Profil Singkat yang Mengguncang: Baru 9 Bulan Berdinas, Sudah Tersandung Kasus Berat
Fakta lain yang membuat publik terkejut: Bripda TT ternyata baru menjabat selama 9 bulan 1 hari sebagai bintara (BA) di Direktorat Samapta Polda NTT. Usianya dalam dunia kepolisian bahkan belum genap satu tahun, tetapi sudah tercoreng oleh tindakan yang dinilai mencoreng institusi.
Peristiwa pemukulan itu terjadi Kamis, 13 November 2025, seolah menunjukkan bahwa budaya kekerasan di lingkungan senior-junior masih menjadi problem laten yang sulit diberantas bila tidak ada pengawasan ketat.
Polda NTT Beri Sinyal Tegas: Kekerasan Tidak Akan Ditoleransi
Kombes Henry menegaskan bahwa institusi tidak akan menutup mata. Tidak ada “kamuflase pembinaan”, tidak ada justifikasi senioritas, dan tidak ada pembelaan pada tindakan yang melanggar hukum.

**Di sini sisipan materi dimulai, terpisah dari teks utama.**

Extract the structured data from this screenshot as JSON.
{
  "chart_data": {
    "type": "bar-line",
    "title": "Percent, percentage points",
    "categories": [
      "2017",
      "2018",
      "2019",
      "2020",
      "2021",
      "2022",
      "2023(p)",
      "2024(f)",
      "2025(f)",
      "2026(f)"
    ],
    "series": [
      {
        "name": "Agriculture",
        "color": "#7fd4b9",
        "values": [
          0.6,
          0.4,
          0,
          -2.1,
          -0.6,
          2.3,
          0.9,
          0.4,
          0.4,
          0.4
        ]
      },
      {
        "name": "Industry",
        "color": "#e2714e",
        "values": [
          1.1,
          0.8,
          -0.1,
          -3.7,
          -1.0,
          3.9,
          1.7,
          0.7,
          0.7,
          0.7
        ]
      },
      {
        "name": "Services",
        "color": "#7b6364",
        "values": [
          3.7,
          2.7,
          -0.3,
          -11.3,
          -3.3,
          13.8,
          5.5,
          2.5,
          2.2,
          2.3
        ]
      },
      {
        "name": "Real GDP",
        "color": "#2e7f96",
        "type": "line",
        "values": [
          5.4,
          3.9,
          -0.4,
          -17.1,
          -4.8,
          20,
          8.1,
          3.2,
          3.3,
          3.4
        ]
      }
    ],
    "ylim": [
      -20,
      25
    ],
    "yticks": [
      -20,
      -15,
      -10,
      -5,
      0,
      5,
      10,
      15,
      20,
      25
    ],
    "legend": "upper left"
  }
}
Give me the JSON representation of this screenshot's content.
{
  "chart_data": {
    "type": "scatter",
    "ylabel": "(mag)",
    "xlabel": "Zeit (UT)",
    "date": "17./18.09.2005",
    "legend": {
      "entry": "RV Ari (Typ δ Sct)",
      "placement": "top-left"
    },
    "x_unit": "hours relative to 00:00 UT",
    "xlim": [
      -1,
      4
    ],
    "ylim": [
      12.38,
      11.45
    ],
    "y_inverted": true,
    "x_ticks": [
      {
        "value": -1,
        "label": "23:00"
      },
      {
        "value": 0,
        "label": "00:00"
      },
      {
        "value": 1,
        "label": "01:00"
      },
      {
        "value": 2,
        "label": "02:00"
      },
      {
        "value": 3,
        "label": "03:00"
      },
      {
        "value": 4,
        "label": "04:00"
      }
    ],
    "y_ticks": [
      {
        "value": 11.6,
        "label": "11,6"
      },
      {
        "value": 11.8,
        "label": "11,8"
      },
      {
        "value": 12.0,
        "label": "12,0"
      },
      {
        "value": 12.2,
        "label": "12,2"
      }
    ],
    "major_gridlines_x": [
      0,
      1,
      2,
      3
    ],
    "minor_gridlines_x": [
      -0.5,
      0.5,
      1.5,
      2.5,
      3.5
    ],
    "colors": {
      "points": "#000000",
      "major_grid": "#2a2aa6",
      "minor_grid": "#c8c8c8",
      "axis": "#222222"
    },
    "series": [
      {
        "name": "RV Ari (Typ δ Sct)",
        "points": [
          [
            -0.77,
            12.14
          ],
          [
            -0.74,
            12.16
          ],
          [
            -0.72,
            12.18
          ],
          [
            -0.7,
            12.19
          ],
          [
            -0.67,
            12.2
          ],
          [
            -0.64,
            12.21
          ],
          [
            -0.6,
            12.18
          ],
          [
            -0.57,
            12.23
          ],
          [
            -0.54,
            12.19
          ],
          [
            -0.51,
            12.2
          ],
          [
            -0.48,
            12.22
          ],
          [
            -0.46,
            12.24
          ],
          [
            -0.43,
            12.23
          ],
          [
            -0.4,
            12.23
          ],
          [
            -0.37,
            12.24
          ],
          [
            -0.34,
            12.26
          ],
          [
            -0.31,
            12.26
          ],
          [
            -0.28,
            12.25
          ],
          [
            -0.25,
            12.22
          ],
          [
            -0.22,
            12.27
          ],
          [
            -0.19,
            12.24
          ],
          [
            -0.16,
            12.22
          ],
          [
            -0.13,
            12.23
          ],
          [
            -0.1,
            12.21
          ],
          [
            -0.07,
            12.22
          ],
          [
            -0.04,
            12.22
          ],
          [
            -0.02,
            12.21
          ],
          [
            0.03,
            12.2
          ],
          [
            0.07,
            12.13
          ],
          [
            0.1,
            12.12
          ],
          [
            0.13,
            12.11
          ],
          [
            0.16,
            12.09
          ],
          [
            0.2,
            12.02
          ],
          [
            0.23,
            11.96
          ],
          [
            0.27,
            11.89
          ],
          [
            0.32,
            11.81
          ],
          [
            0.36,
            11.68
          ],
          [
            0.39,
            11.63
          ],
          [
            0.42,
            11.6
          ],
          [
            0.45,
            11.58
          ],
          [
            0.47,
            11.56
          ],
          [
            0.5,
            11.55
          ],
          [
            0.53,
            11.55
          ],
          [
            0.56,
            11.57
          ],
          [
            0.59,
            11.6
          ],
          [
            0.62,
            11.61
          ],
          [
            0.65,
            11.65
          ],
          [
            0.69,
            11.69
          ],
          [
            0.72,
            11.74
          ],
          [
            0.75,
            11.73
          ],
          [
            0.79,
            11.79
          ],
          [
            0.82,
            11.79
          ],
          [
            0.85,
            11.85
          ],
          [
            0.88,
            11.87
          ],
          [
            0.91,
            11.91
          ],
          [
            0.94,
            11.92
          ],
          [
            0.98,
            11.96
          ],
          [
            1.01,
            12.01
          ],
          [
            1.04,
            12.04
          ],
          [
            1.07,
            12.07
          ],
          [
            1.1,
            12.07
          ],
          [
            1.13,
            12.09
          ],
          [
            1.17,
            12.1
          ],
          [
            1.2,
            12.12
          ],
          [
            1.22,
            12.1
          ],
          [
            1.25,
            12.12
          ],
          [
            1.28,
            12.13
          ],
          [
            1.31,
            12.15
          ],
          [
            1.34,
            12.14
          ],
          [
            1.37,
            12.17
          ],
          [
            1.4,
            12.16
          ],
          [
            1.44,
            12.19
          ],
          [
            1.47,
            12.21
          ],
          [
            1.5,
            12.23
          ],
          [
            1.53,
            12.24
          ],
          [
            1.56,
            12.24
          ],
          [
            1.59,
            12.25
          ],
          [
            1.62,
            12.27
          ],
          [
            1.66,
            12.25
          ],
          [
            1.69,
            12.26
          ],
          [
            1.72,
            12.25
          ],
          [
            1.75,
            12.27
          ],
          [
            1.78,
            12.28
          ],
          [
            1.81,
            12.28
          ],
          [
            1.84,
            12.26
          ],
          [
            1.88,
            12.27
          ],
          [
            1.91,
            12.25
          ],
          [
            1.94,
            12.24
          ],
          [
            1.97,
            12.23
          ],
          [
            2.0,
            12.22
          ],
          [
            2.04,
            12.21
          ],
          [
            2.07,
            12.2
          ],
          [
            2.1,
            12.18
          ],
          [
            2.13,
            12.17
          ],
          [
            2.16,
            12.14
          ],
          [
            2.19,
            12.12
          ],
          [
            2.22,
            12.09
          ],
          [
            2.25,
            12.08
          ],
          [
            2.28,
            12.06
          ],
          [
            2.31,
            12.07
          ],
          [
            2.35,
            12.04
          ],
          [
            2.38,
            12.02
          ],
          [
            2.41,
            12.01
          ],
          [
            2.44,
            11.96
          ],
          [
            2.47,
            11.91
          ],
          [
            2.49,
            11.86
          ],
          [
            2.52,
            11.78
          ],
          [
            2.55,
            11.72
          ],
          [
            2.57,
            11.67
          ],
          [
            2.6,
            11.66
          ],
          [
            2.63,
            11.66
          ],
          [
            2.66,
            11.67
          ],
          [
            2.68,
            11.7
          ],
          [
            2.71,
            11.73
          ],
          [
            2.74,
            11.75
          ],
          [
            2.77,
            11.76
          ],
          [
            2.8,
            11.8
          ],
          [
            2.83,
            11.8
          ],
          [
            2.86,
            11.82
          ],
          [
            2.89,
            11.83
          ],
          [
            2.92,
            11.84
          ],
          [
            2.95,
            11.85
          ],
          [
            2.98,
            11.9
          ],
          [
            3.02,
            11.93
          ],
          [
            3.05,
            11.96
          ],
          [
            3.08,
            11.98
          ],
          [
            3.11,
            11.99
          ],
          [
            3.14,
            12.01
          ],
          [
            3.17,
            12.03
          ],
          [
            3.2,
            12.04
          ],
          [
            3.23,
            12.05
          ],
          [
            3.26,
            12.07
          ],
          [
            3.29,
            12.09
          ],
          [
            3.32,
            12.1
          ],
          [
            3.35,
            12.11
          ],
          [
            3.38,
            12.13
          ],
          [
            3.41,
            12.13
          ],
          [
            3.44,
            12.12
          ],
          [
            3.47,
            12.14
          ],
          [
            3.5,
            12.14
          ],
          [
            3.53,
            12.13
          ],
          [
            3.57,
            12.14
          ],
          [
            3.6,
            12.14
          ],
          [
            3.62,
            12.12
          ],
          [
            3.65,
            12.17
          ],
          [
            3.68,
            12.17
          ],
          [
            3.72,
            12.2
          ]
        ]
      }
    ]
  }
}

“Praktik kekerasan tidak bisa dibenarkan. Kepada para senior dan junior, kami ingatkan pentingnya prinsip asih, asah, dan asuh,” tegasnya.
Pesan itu bukan sekadar statement, tetapi peringatan keras kepada seluruh anggota bahwa zaman sudah berubah. Kekerasan internal yang dulu mungkin dianggap tradisi kini dapat menjadi ancaman serius bagi reputasi pribadi maupun institusi.
Kasus Masih Bergulir: Menanti Keputusan Disiplin dan Pidana
Meski Bripda TT telah diamankan, proses pemeriksaan baru saja dimulai. Statusnya kini berada dalam “zona merah”: bisa berakhir pada hukuman disiplin berat, pencopotan, bahkan proses pidana apabila ditemukan unsur penganiayaan.
Sementara itu, publik masih menunggu langkah lanjutan dari Polda NTT. Apakah kasus ini akan menjadi momentum perombakan budaya senioritas yang melebar menjadi kekerasan? Atau justru menjadi satu dari sekian banyak kasus serupa yang redup seiring waktu?
Yang jelas, satu hal kini pasti: masa depan Bripda TT berada di ujung tanduk, dan semua mata sedang mengarah padanya.